Crowdsec on Turris Omnia

Software SW tweaks
#1

Hey Community.

Has anyone installed and running Crowdsec on a Turris Omnia?

I am running a Crowdsec multi-server setup, working well. I am wondering if I could filter out the bad IPs on the Router(Turris) level already - and not only opon arrival on the servers behind it.

Thanks for your help and hints.

Magnus

#2

Turris dynamic firewall and new IDS on TurrisOS 6.0 are build in already for this exact purpose

#3

Hi Mike,

certainly.

So can you tell me, how to make Turris’ dynamic firewall reading out all the logs of the machines running behind it?

The clue of Crowdsec is, that a detection agent on every machine reports an incident to my local api. The local api takes care of banning the IP on all machines instantly. This set up is running perfectly on more than a dozen of machines in the local network.

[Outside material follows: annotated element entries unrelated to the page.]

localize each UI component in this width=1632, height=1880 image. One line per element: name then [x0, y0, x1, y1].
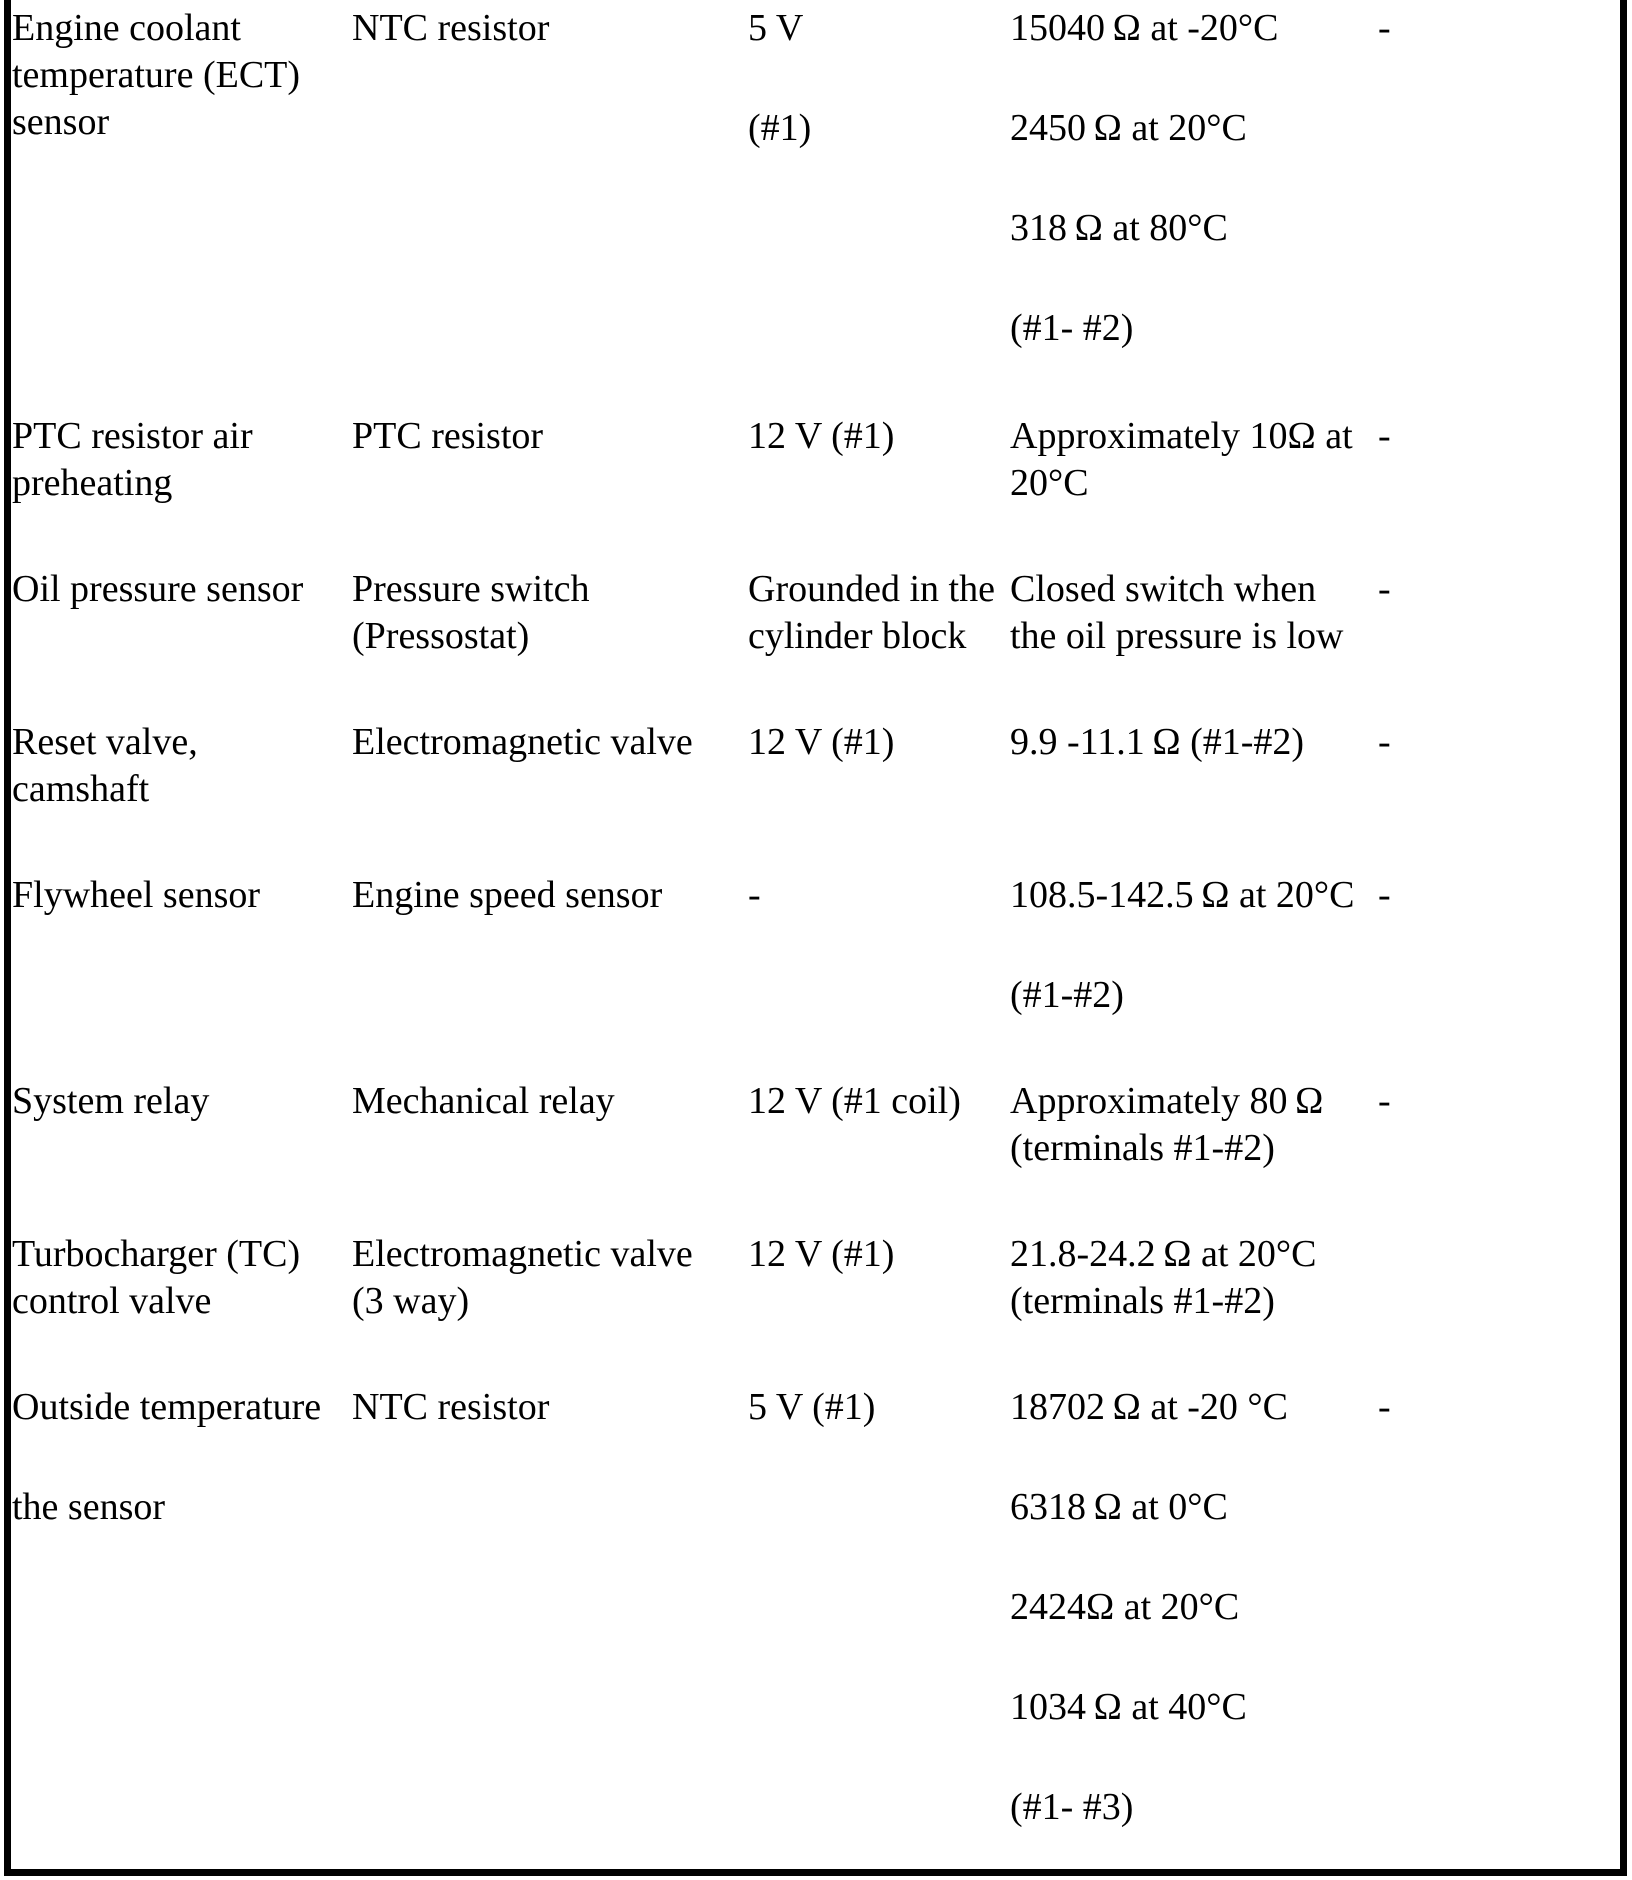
resistance-cell: 15040 Ω at -20°C: [1010, 7, 1279, 49]
type-cell: Electromagnetic valve: [352, 721, 693, 763]
type-cell: Pressure switch: [352, 568, 590, 610]
last-cell: -: [1378, 1080, 1391, 1122]
resistance-cell: 2424Ω at 20°C: [1010, 1586, 1240, 1628]
voltage-cell: -: [748, 874, 761, 916]
voltage-cell: cylinder block: [748, 615, 967, 657]
resistance-cell: (#1- #2): [1010, 307, 1134, 349]
component-cell: preheating: [12, 462, 173, 504]
voltage-cell: 12 V (#1 coil): [748, 1080, 961, 1122]
last-cell: -: [1378, 568, 1391, 610]
component-cell: Flywheel sensor: [12, 874, 261, 916]
last-cell: -: [1378, 415, 1391, 457]
component-cell: Oil pressure sensor: [12, 568, 304, 610]
voltage-cell: 5 V: [748, 7, 804, 49]
resistance-cell: (#1- #3): [1010, 1786, 1134, 1828]
resistance-cell: 20°C: [1010, 462, 1089, 504]
type-cell: NTC resistor: [352, 1386, 550, 1428]
resistance-cell: (#1-#2): [1010, 974, 1124, 1016]
type-cell: (Pressostat): [352, 615, 530, 657]
type-cell: NTC resistor: [352, 7, 550, 49]
component-cell: the sensor: [12, 1486, 166, 1528]
component-cell: System relay: [12, 1080, 210, 1122]
last-cell: -: [1378, 874, 1391, 916]
resistance-cell: the oil pressure is low: [1010, 615, 1344, 657]
resistance-cell: 318 Ω at 80°C: [1010, 207, 1228, 249]
table-frame: [4, 0, 1627, 1876]
resistance-cell: 21.8-24.2 Ω at 20°C: [1010, 1233, 1317, 1275]
type-cell: Electromagnetic valve: [352, 1233, 693, 1275]
component-cell: control valve: [12, 1280, 212, 1322]
type-cell: PTC resistor: [352, 415, 544, 457]
voltage-cell: (#1): [748, 107, 812, 149]
resistance-cell: Approximately 10Ω at: [1010, 415, 1353, 457]
resistance-cell: 2450 Ω at 20°C: [1010, 107, 1247, 149]
component-cell: Outside temperature: [12, 1386, 322, 1428]
resistance-cell: 6318 Ω at 0°C: [1010, 1486, 1228, 1528]
component-cell: Engine coolant: [12, 7, 241, 49]
resistance-cell: 1034 Ω at 40°C: [1010, 1686, 1247, 1728]
type-cell: (3 way): [352, 1280, 470, 1322]
resistance-cell: 18702 Ω at -20 °C: [1010, 1386, 1288, 1428]
type-cell: Mechanical relay: [352, 1080, 615, 1122]
resistance-cell: (terminals #1-#2): [1010, 1127, 1275, 1169]
component-cell: Reset valve,: [12, 721, 198, 763]
component-cell: sensor: [12, 101, 110, 143]
resistance-cell: (terminals #1-#2): [1010, 1280, 1275, 1322]
voltage-cell: 12 V (#1): [748, 1233, 895, 1275]
voltage-cell: 5 V (#1): [748, 1386, 876, 1428]
voltage-cell: 12 V (#1): [748, 721, 895, 763]
type-cell: Engine speed sensor: [352, 874, 663, 916]
component-cell: temperature (ECT): [12, 54, 301, 96]
component-cell: PTC resistor air: [12, 415, 253, 457]
component-cell: camshaft: [12, 768, 150, 810]
last-cell: -: [1378, 7, 1391, 49]
resistance-cell: 108.5-142.5 Ω at 20°C: [1010, 874, 1355, 916]
resistance-cell: Closed switch when: [1010, 568, 1317, 610]
last-cell: -: [1378, 1386, 1391, 1428]
voltage-cell: Grounded in the: [748, 568, 995, 610]
component-cell: Turbocharger (TC): [12, 1233, 301, 1275]
resistance-cell: Approximately 80 Ω: [1010, 1080, 1324, 1122]
voltage-cell: 12 V (#1): [748, 415, 895, 457]
last-cell: -: [1378, 721, 1391, 763]
resistance-cell: 9.9 -11.1 Ω (#1-#2): [1010, 721, 1305, 763]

The “bad” IPs are blocked by every single local machine. I’d like them to be blocked upon arrival on the Turris already to reduce traffic on the local network.

For me it seems much easier and more logical to get Crowdsec running and connected to my local api on Turris Omnia rather than changing the set up on all machines (which would incluce to adapt the detection config files onevery single machine).

I would need

  • the crowdsec/crowdsec bouncer .ipk packages fitting Turris’ architecture OR
  • a src/gz feed URL fitting Turris OR
  • native integration of crowdsec/crowdsec bouncer into the Turris Repo OR
  • a way to import the crowdsec decisions into the dynamic firewall of Turris.
#4

What I wanted to say is that Turris has own solution. But it seems Crowdsec should work too - CrowdSec package for OpenWrt - #22 by Gandalf - CrowdSec

#5

I tried that…but it did not work.

Magically after automatic update to TurrisOS 6 the package is finally there in Turris’ official repo :wink:

#6

This topic was automatically closed 3 days after the last reply. New replies are no longer allowed.